2. Stock Option Plans

Assuming that you have the correct company structure, you may wish to raise equity capital.  To do this, you’re going to need legal help.  Definitely do not try to do this without strong legal counsel as raising capital is a very precise and potentially litigious exercise.  A good corporate  or securities attorney will provide all of the documents you need in order to bring in outside capital, and also form an employee stock option pool.  My experience has shown that if you have your paperwork in order, and your legal counsel represents you well, investors gain comfort as they see some risk reduction.  If you need referrals to solid startup legal counsel, please contact us.

3. Investor Packets and Term Sheets

Here is a sample list of documents that you will need in order to raise private capital:

  • Term Sheet
  • Private Placement Memorandum
  • Preferred of Common Stock Subscription Agreement
  • Certificate of Incorporation
  • Shareholder’s or Investors’ Rights Agreement
  • Right of First Refusal and Co-Sale Agreement
  • Signature Page Packet
  • More (good legal counsel will prescribe the correct documents for your situation)

4. Intellectual Property

Intellectual property refers to assets owned by your company which may or may not be able to be protected. It’s easier to raise capital, and generally more valuable if you are able to file a patent on your intellectual property.

Some entrepreneurs believe that getting to market first is enough, and depending upon your business, that could be true. However, if you have valuable inventions, you need to find a patent attorney who can research to make sure that your filings do not violate other patents, and that you submit prior art. In addition, once you know that you are clear to file, a patent attorney will take care of ensuring the patent process starts. There are tons of articles on how to file patents and steps along the way, but I found it’s just easier to discuss your intellectual property with a good patent attorney. IP is not a do-it-yourself exercise.

5. Ongoing Corporate Legal Strategies

Having solid legal counsel by your side will make your life a lot easier throughout your journey as a startup company, It’s always good to have a strong relationship with  legal counsel who can give you guidance on various corporate issues.  Once your business gets large enough, you might even higher inside counsel, depending upon how much legal work, you face on a monthly basis.  Consider your legal counsel to be part of your team whether inside or outside of your company.

6. Mergers and Acquisitions and IPO’s 

For more information on going public – click here.

Hopefully there will come a time with your business that you will engage exit strategy opportunities. Whether it’s companies that want to buy/merge with your organization, or you are considering an initial public offering a reverse merger, you will need legal counsel throughout the process. I have found that solid legal counsel will protect you from issues, but more importantly should help to keep negotiations or plans on track.

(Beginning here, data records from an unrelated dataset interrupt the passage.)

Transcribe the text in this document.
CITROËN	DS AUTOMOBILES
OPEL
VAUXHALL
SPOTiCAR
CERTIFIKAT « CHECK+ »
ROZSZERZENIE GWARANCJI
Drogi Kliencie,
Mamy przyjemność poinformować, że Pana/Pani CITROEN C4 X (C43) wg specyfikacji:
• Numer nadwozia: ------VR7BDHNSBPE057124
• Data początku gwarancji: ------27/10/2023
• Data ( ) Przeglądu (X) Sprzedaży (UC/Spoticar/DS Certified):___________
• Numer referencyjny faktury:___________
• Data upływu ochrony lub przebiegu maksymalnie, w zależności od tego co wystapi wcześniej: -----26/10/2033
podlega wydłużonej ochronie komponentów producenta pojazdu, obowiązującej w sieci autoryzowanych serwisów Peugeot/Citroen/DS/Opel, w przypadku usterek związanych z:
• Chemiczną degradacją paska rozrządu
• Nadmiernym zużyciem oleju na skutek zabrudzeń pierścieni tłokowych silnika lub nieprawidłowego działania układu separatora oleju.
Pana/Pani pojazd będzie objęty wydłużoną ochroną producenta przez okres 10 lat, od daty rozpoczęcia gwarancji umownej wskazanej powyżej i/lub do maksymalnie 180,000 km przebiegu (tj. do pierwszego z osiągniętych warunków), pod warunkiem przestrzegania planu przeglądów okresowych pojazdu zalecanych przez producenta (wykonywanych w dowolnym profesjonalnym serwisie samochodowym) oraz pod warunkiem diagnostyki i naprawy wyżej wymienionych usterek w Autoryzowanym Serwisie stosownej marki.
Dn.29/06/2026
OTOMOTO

Also remember that your legal counsel works for you. That means that you can override their decisions, if you choose to. Good legal counsel is there to help you assess risks, but I have also found that sometimes they are so risk-averse that they scare you out of taking reasonable steps. You need to evaluate every piece of advice your legal counsel provides and determine what you would really like to do. Generally with any contract or agreement, my rule is that legal counsel reviews all of the legal verbiage and I take responsibility for all business and financial aspects of the agreement. This way, lawyers help with their area of expertise, legally, but you as the entrepreneur and business person (along with your advisers and board of directors) need to take responsibility for financial aspects of the agreement. Most attorneys are not entrepreneurs by nature, nor have most of them operated divisions or companies on a P&L basis. So be sure to listen, but make your own decisions regarding finance and business.